Director Identification Numbers Coming Soon

The extensive responsibilities of being a director could soon increase with a government proposal to introduce a “Director Identification Number” (DIN), a unique identifier for every director of an Australian registered body. The proposal comes as part of an ongoing endeavour to stamp out phoenixing activities and to modernise business registers across Australia.

The main consultation phase has recently closed and the legislation is expected to be entered into parliament in 2019.

What is a Director Identification Number (DIN)?

The proposed DIN is a permanent and unique identifier (similar to a tax file number or Australian Business Number), which every director will need to obtain.

The DIN will permanently be associated with a particular individual even if the directorship with a particular company ceases.

Who will need a DIN?

Every person who consents to being a director of registered body (ie. a company, registered foreign company, registered Australian body, or an Aboriginal and Torres Strait Islander corporation) under the Corporations Act (or the CATSI Act) will be required to have a DIN.

The proposal initially applies only to appointed directors and acting alternate directors, it does not extend to de facto or shadow directors.

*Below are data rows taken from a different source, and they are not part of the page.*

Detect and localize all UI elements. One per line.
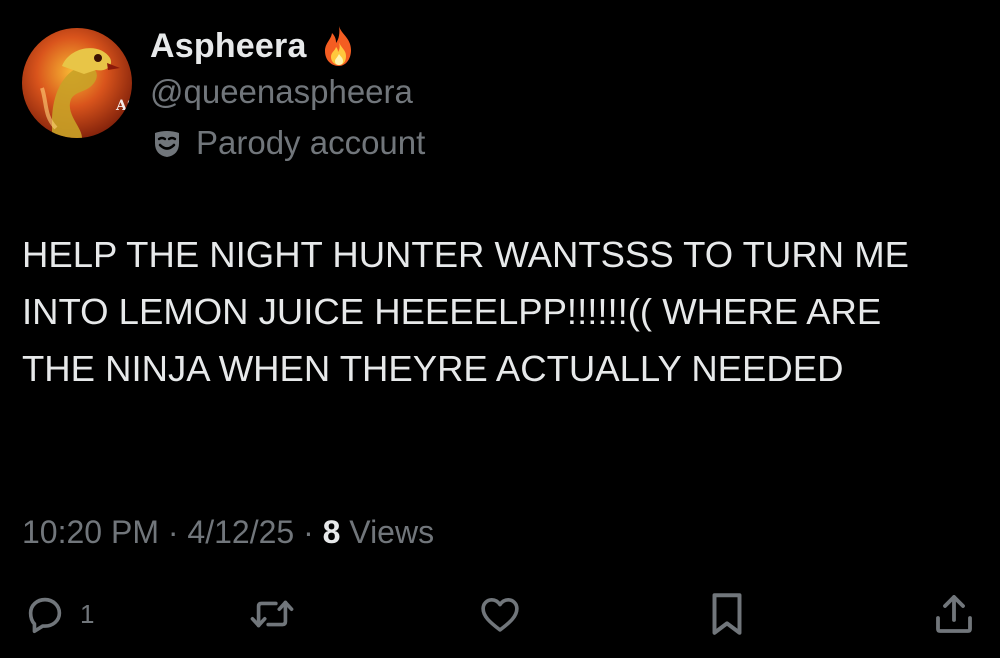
retweet-icon xyxy=(246,591,298,637)
meta-separator: · xyxy=(303,514,323,550)
reply-icon xyxy=(22,591,68,637)
heart-icon xyxy=(476,591,524,637)
parody-label-row: Parody account xyxy=(150,122,425,164)
retweet-button[interactable] xyxy=(246,586,298,642)
reply-button[interactable]: 1 xyxy=(22,586,94,642)
meta-separator: · xyxy=(167,514,188,550)
svg-text:AS: AS xyxy=(115,98,132,114)
like-button[interactable] xyxy=(476,586,524,642)
tweet-meta: 10:20 PM · 4/12/25 · 8 Views xyxy=(22,512,434,552)
parody-label: Parody account xyxy=(196,124,426,161)
tweet-date[interactable]: 4/12/25 xyxy=(187,514,294,550)
avatar[interactable]: AS xyxy=(22,28,132,138)
display-name[interactable]: Aspheera xyxy=(150,27,307,66)
fire-icon xyxy=(319,24,359,68)
reply-count: 1 xyxy=(80,598,95,629)
views-count[interactable]: 8 xyxy=(323,514,341,550)
user-handle[interactable]: @queenaspheera xyxy=(150,72,413,112)
share-button[interactable] xyxy=(930,586,978,642)
tweet-time[interactable]: 10:20 PM xyxy=(22,514,159,550)
share-icon xyxy=(930,589,978,639)
action-bar: 1 xyxy=(0,586,1000,642)
author-name-row[interactable]: Aspheera xyxy=(150,22,359,70)
views-label[interactable]: Views xyxy=(349,514,434,550)
bookmark-button[interactable] xyxy=(704,586,750,642)
theater-mask-icon xyxy=(150,126,184,160)
bookmark-icon xyxy=(704,589,750,639)
tweet-text: HELP THE NIGHT HUNTER WANTSSS TO TURN ME… xyxy=(22,234,920,389)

However, the definition of “eligible officer” may be extended by regulation to any other officers of a registered body as appropriate. This will provide the flexibility to ensure the DIN’s effectiveness going forward. Just as the definition of eligible officer may be extended, the registrar also has the power to exempt an individual from being an eligible officer to avoid unintended consequences.

Benefits of a DIN system

  • Having one unique identifier will make it easier for Regulators to trace a director’s relationships across companies. This will in turn make investigating a director’s potential involvement in repeated unlawful activity easier.
  • The DIN will improve data integrity and security as directors will undergo full identification procedures before being issued a DIN. Under the current system, only the directors’ details are required to be lodged with ASIC and no verification of identity is carried out.
  • Significant improvements in efficiency are expected as director details will be held in one central database and accessible by relevant regulatory authorities. One would expect that, in time, a director would only need to update their details (say for change of address) once, with the information flowing through to all other relevant databases (such as ASIC and the Australian Business Register).

Registration process

At this stage, it is proposed that:

  • Directors must apply to the registrar for a DIN within 28 days from the date they are appointed.
  • Existing directors will have 15 months to apply for DINs from the date the new requirement starts.

Treasury is currently consulting with the public with regards to possible registration fees.

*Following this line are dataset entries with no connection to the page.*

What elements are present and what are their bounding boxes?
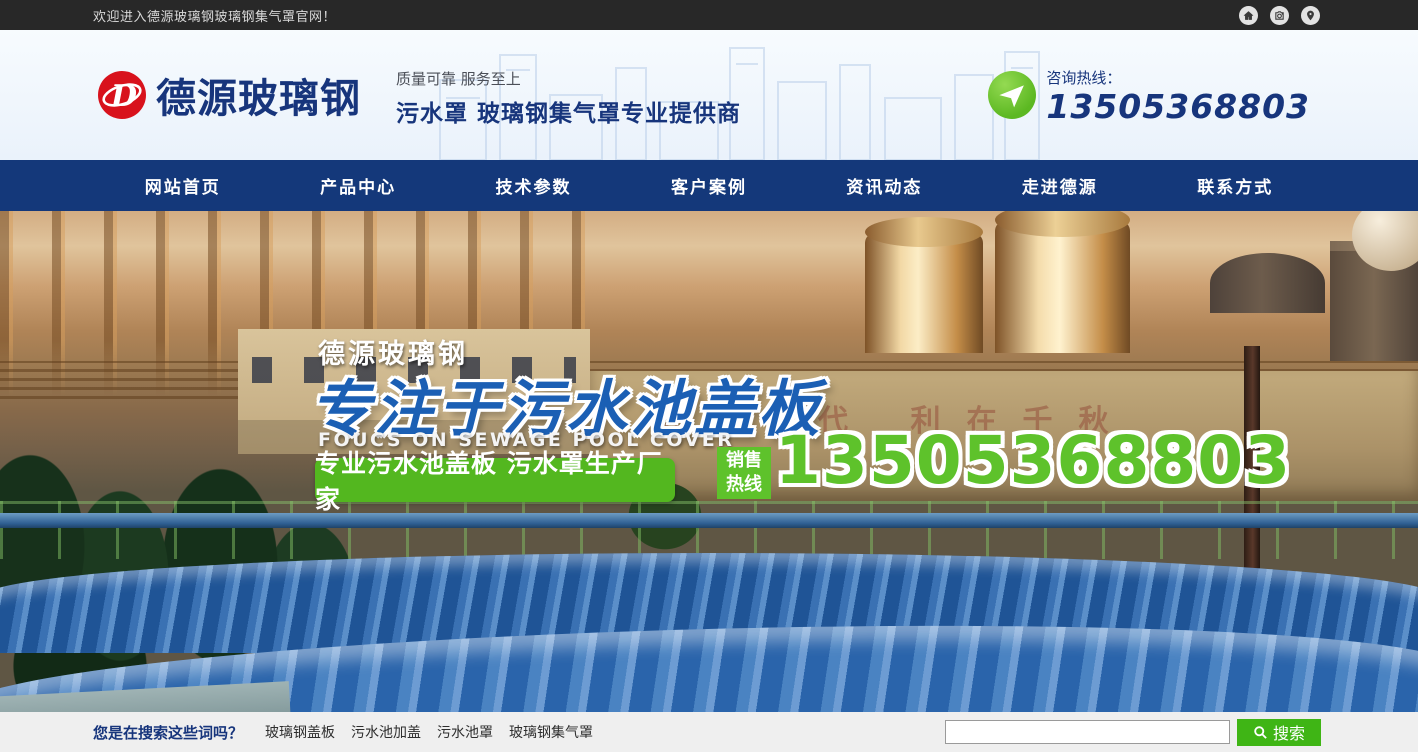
- hotline-texts: 咨询热线： 13505368803: [1046, 67, 1310, 123]
- sales-label-line1: 销售: [726, 449, 762, 473]
- nav-item-products[interactable]: 产品中心: [270, 160, 445, 211]
- camera-icon[interactable]: [1270, 6, 1289, 25]
- header-inner: D 德源玻璃钢 质量可靠 服务至上 污水罩 玻璃钢集气罩专业提供商 咨询热线： …: [0, 30, 1418, 160]
- welcome-text: 欢迎进入德源玻璃钢玻璃钢集气罩官网！: [93, 6, 336, 25]
- nav-item-contact[interactable]: 联系方式: [1148, 160, 1323, 211]
- hot-keywords: 玻璃钢盖板 污水池加盖 污水池罩 玻璃钢集气罩: [265, 722, 593, 742]
- search-input[interactable]: [945, 720, 1230, 744]
- header-slogan: 质量可靠 服务至上 污水罩 玻璃钢集气罩专业提供商: [396, 68, 741, 128]
- header-hotline: 咨询热线： 13505368803: [988, 67, 1310, 123]
- hero-gold-tank-2: [995, 221, 1130, 353]
- home-icon[interactable]: [1239, 6, 1258, 25]
- logo-mark-icon: D: [97, 70, 147, 120]
- nav-item-home[interactable]: 网站首页: [95, 160, 270, 211]
- nav-item-cases[interactable]: 客户案例: [621, 160, 796, 211]
- location-icon[interactable]: [1301, 6, 1320, 25]
- main-nav: 网站首页 产品中心 技术参数 客户案例 资讯动态 走进德源 联系方式: [0, 160, 1418, 211]
- slogan-line2: 污水罩 玻璃钢集气罩专业提供商: [396, 94, 741, 128]
- nav-item-about[interactable]: 走进德源: [972, 160, 1147, 211]
- nav-item-specs[interactable]: 技术参数: [446, 160, 621, 211]
- hero-green-railing: [0, 501, 1418, 559]
- hero-dark-dome: [1210, 253, 1325, 313]
- nav-item-news[interactable]: 资讯动态: [797, 160, 972, 211]
- hero-sales-number: 13505368803: [775, 428, 1291, 494]
- search-button[interactable]: 搜索: [1237, 719, 1321, 746]
- hero-banner: 功在当代 利在千秋 德源玻璃钢 专注于污水池盖板 FOUCS ON SEWAGE…: [0, 211, 1418, 712]
- keyword-link-2[interactable]: 污水池加盖: [351, 722, 421, 742]
- magnifier-icon: [1253, 725, 1268, 740]
- hero-sales-label: 销售 热线: [717, 447, 771, 499]
- search-button-label: 搜索: [1273, 720, 1305, 744]
- search-group: 搜索: [945, 719, 1321, 746]
- hotline-label: 咨询热线：: [1046, 67, 1310, 88]
- sales-label-line2: 热线: [726, 473, 762, 497]
- hero-tagline-button[interactable]: 专业污水池盖板 污水罩生产厂家: [315, 458, 675, 502]
- topbar-social-icons: [1239, 6, 1320, 25]
- site-header: D 德源玻璃钢 质量可靠 服务至上 污水罩 玻璃钢集气罩专业提供商 咨询热线： …: [0, 30, 1418, 160]
- search-bar-section: 您是在搜索这些词吗？ 玻璃钢盖板 污水池加盖 污水池罩 玻璃钢集气罩 搜索: [0, 712, 1418, 752]
- hotline-number: 13505368803: [1046, 90, 1310, 123]
- hero-blue-pipe: [0, 513, 1418, 528]
- search-prompt: 您是在搜索这些词吗？: [93, 722, 243, 743]
- paper-plane-icon: [988, 71, 1036, 119]
- top-bar: 欢迎进入德源玻璃钢玻璃钢集气罩官网！: [0, 0, 1418, 30]
- keyword-link-1[interactable]: 玻璃钢盖板: [265, 722, 335, 742]
- slogan-line1: 质量可靠 服务至上: [396, 68, 741, 89]
- keyword-link-4[interactable]: 玻璃钢集气罩: [509, 722, 593, 742]
- company-logo[interactable]: D 德源玻璃钢: [97, 66, 361, 124]
- hero-gold-tank-1: [865, 233, 983, 353]
- keyword-link-3[interactable]: 污水池罩: [437, 722, 493, 742]
- logo-text: 德源玻璃钢: [156, 66, 361, 124]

Penalties for failure to register

Directors that fail to apply for a DIN within the applicable timeframe will be liable for civil and criminal penalties.

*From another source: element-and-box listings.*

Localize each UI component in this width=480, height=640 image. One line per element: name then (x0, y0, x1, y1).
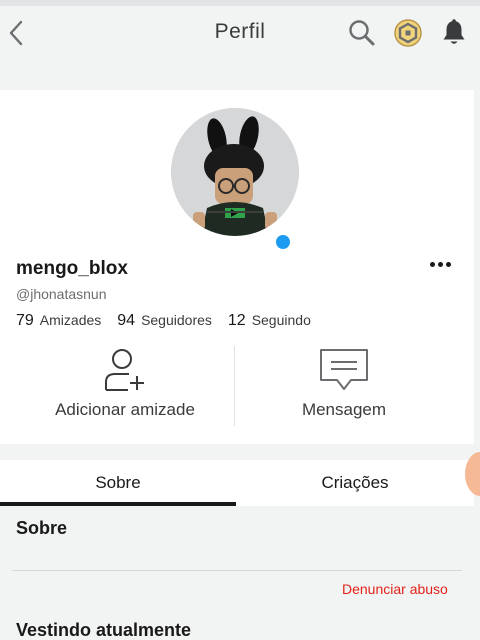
following-label[interactable]: Seguindo (252, 312, 311, 328)
active-tab-indicator (0, 502, 236, 506)
more-options-icon (445, 261, 451, 267)
message-button[interactable]: Mensagem (262, 346, 426, 428)
search-button[interactable] (345, 16, 379, 50)
message-icon (320, 349, 368, 390)
add-friend-icon (105, 349, 144, 391)
back-icon (9, 20, 23, 46)
report-abuse-link[interactable]: Denunciar abuso (342, 581, 448, 597)
more-options-icon (437, 261, 443, 267)
online-status-indicator (273, 232, 293, 252)
display-name: mengo_blox (16, 258, 128, 279)
action-divider (234, 346, 235, 426)
tab-about[interactable]: Sobre (0, 460, 236, 506)
friends-label[interactable]: Amizades (40, 312, 101, 328)
avatar[interactable] (171, 108, 299, 252)
tab-creations[interactable]: Criações (236, 460, 474, 506)
friends-count[interactable]: 79 (16, 312, 34, 330)
profile-card: mengo_blox @jhonatasnun 79 Amizades 94 S… (0, 90, 474, 444)
following-count[interactable]: 12 (228, 312, 246, 330)
about-divider (12, 570, 462, 571)
about-section-title: Sobre (16, 518, 68, 538)
top-header: Perfil (0, 6, 480, 60)
profile-stats: 79 Amizades 94 Seguidores 12 Seguindo (16, 312, 327, 330)
notification-bell-icon (443, 19, 465, 44)
robux-button[interactable] (391, 16, 425, 50)
notifications-button[interactable] (437, 16, 471, 50)
profile-tabs: Sobre Criações (0, 460, 474, 506)
message-label: Mensagem (301, 400, 387, 419)
add-friend-button[interactable]: Adicionar amizade (40, 346, 210, 428)
robux-icon (394, 19, 422, 47)
more-options-icon (429, 261, 435, 267)
search-icon (349, 20, 375, 46)
back-button[interactable] (2, 18, 30, 48)
followers-count[interactable]: 94 (117, 312, 135, 330)
avatar-image (171, 108, 299, 236)
more-options-button[interactable] (424, 254, 456, 274)
username-handle: @jhonatasnun (16, 286, 107, 302)
wearing-section-title: Vestindo atualmente (16, 620, 192, 640)
followers-label[interactable]: Seguidores (141, 312, 212, 328)
add-friend-label: Adicionar amizade (55, 400, 195, 419)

In addition to the penalties for failing to apply for a DIN, there are also civil and criminal penalties which apply to conduct that undermines the requirement. For example, criminal penalties apply for deliberately providing false identity information to the registrar, intentionally providing a false DIN to a government body or relevant body corporate, or internationally applying for multiple DINs.

Recently, there have been cases in the media where individuals have unknowingly or unwittingly become directors of sham companies for various reasons. The DIN proposal inserts a defence for directors appointed without their knowledge, due to either identify theft or forgery. However, it notes that the defendant will carry the evidential burden to adduce or point to evidence that suggests a reasonable possibility that the defence exists, and once that’s done the prosecution bears the burden of proof. The government notes that the evidential burden has been reversed because it is significantly more costly for the prosecution to disprove than for the defence to establish.